Cuando la familia de Eitán no elogió bastante el pastel que ella llevó a la comida de fiesta, les prohibió entrar en su casa: "Son perversos, mataron mi alma, ¡por mí que se mueran todos!" Y cuando Eitán intentaba decirle que todos somos humanos y que a veces la gente se equivoca sin mala intención, ella gritaba: "¡Eres un traidor! ¡Quien no odia a mis enemigos es mi peor enemigo!"

El puente que ardió en llamas

Cada vez que expulsaba a otra persona, Tamara salía al patio, tomaba una antorcha encendida y prendía fuego a otra viga del ancho puente de madera que unía su casa con el resto del pueblo.
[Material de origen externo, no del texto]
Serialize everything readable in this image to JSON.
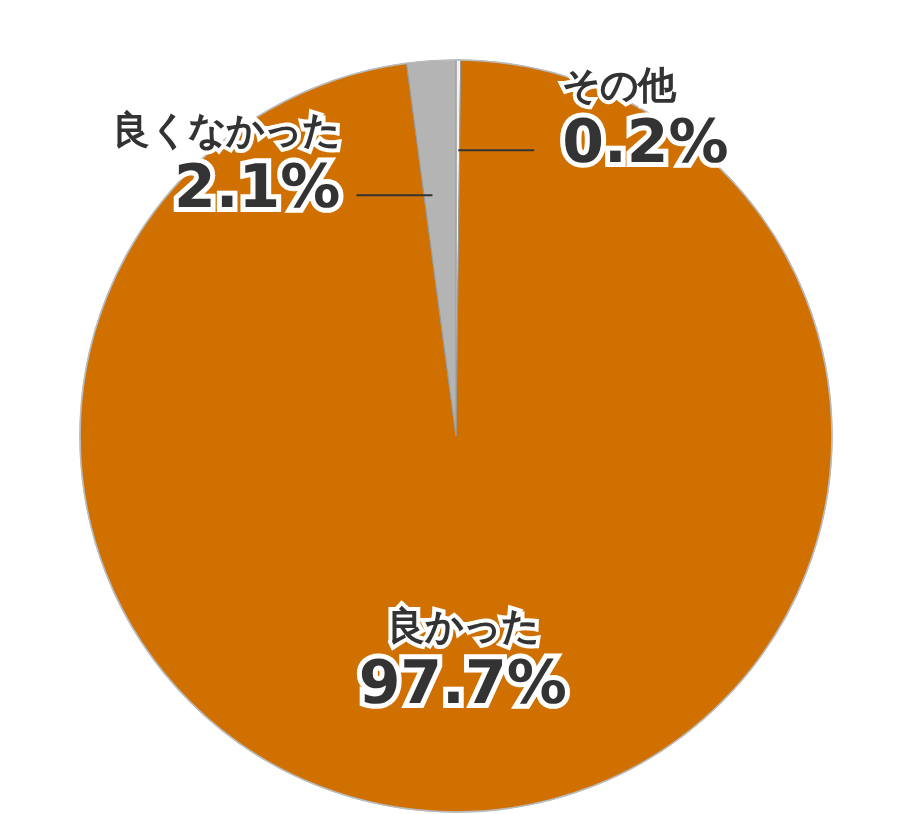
{
  "chart_data": {
    "type": "pie",
    "categories": [
      "その他",
      "良かった",
      "良くなかった"
    ],
    "values": [
      0.2,
      97.7,
      2.1
    ],
    "value_labels": [
      "0.2%",
      "97.7%",
      "2.1%"
    ],
    "colors": [
      "#f2f2f2",
      "#d07000",
      "#b4b4b4"
    ],
    "data_labels": true
  }
}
Viga tras viga, cuerda tras cuerda, Tamara quemó los lazos con los vecinos, el puente hacia los primos, el camino hacia los hermanos y la senda hacia los viejos amigos.

Con cada incendio sentía una pequeña victoria de "justicia": "Ahora verán. Ahora ya nadie podrá volver a herirme". Eitán se quedaba impotente ante las llamas, rogándole que dejara una abertura, un pequeño camino para hablar, pero Tamara seguía prendiendo fuego a cada hilo que unía.

El gran día de invierno

Hasta que llegó el gran día de invierno. Una tormenta terrible, como nunca se había visto, se abatió sobre la bahía. Las olas amenazaban con anegar la casa, los vientos arrancaban el tejado y el fuego de la estufa se apagó. El frío calaba los huesos, y la casa empezó a ceder.

Tamara corrió alarmada a la puerta de la casa para pedir ayuda, pero cuando la abrió se quedó sin aliento. Alrededor de su hogar se había abierto un abismo negro y profundo. Todos los puentes, todos y cada uno, hasta la última viga, estaban quemados y carbonizados.

Al otro lado del abismo estaban los aldeanos, los vecinos y la familia, envueltos en abrigos gruesos, con cuerdas y mantas en las manos. Querían tenderle una mano, pero no había camino alguno por el que acercarse.

Tamara gritó al viento con rabia y con lágrimas: "¡Miradlos! ¡Están ahí mirando cómo me congelo y no hacen nada! ¡Sabía que todos eran viles y perversos!"

Entonces Eitán le puso la mano helada sobre el hombro y la miró con una tristeza dolorida y lúcida: "Tamara, mira hacia abajo, mira la ceniza. Ellos no te abandonaron: tú quemaste el camino que llevaba hasta ti. Cada vez que exigiste una perfección imposible, cada vez que tachaste a una persona por un error humano, quemaste un puente de bondad. Quien le declara la guerra al mundo entero y expulsa a todos los que lo rodean no se construye una fortaleza de protección: se construye una isla solitaria de hielo y de muerte".

El viento seguía soplando sobre la ceniza quemada, y Tamara estaba de pie al borde del abismo.

La moraleja

Quien no está dispuesto a sostener ninguna ofensa ni a perdonar ningún error se condena a ahogarse en la tormenta, no por la maldad de los demás, sino por el fuego que él mismo se negó a apagar.